The behaviour of atom-thick films of helium provides a new direction in the hunt for supersolids.
Liquid Helium-4 has the remarkable property that it can flow without resistance when it is within four degrees Celsius from absolute zero. This is known as superflow. Noble laureate Anthony Leggett suggested fifty years ago that there may be a state of matter that exhibits both superflow and crystallinity (solid properties).
The search for this ‘supersolid' was rekindled by experiments showing signs of superflow in high-pressure solid helium ten years ago, but definitive demonstration proved elusive. There have also been recent attempts to realize this phase of matter in ultracold atoms.
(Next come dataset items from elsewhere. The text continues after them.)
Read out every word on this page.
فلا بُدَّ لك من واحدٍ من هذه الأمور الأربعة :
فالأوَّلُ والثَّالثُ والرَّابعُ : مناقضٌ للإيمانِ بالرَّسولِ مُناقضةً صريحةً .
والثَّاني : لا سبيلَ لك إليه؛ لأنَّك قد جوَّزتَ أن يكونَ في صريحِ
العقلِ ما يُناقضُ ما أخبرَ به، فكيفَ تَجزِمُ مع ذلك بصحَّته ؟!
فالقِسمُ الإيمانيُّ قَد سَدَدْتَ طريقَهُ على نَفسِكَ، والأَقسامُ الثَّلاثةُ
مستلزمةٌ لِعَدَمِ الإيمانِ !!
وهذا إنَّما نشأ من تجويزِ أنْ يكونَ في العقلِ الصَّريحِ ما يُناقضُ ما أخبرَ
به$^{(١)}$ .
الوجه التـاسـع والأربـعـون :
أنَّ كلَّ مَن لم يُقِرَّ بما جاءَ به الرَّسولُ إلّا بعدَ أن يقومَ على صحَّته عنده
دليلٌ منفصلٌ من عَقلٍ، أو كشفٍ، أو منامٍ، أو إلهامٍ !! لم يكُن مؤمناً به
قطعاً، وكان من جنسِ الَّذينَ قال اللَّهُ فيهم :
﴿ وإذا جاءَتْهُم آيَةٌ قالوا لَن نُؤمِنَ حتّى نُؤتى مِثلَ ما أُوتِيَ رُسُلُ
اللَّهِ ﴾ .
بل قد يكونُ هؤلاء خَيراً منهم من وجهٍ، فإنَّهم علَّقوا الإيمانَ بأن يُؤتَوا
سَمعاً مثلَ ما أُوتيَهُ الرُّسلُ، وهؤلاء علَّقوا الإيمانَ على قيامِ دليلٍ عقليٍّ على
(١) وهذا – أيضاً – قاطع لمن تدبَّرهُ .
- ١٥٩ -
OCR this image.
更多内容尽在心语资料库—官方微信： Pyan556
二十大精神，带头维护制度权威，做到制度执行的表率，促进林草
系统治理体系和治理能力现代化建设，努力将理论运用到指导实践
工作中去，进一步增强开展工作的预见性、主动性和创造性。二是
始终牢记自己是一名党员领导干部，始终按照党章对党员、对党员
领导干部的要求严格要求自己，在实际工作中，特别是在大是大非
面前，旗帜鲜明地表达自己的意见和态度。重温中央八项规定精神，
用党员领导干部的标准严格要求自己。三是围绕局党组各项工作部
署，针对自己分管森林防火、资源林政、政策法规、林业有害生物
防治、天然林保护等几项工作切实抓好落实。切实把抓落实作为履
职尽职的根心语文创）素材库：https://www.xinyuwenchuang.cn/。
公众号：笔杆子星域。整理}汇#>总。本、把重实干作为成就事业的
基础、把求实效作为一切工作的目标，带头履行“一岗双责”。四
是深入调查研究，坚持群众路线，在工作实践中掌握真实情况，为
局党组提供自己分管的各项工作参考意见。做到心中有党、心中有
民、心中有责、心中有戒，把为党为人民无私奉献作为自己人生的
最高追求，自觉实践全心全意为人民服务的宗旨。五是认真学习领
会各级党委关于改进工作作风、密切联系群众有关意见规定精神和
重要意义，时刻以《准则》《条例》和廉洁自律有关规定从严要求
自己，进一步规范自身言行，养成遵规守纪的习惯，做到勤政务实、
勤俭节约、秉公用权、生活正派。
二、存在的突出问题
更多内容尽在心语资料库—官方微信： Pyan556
Now, in a paper published in Nature Physics this month, experimentalists at Royal Holloway University of London, working with theoretical physicists at Imperial College London and Rutgers University, have shown tantalizing signs of something exotic in helium films.
In particular, the first atom-thick layer of helium atoms that flows over a graphite landscape appears to possess superflow but at the same time does not behave anything like the classic theory for two-dimensional superfluidity - the Kosterlitz-Thouless theory, which won its authors the Physics Nobel Prize in 2016 on topological matter.
A theoretical team consisting of Andrew Ho (RHUL), Piers Coleman (Rutgers University) and Derek Lee (Imperial) have suggested that this may have the beginnings of intertwined superfluid and crystalline ordering. They proposed a wavefunction that could continuously go between these two states of matter.
This points to the loss of stable vortices that are the key ingredients that David Thouless and Michael Kosterlitz needed for their theory. Further theoretical work is necessary to find the underlying principles that control these systems on the road to the discovery of the supersolid.
‘Intertwined superfluid and density wave order in two-dimensional 4He’ by Ján Nyéki, Anastasia Phillis, Andrew Ho, Derek Lee, Piers Coleman, Jeevak Parpia, Brian Cowan & John Saunders is published in Nature Physics.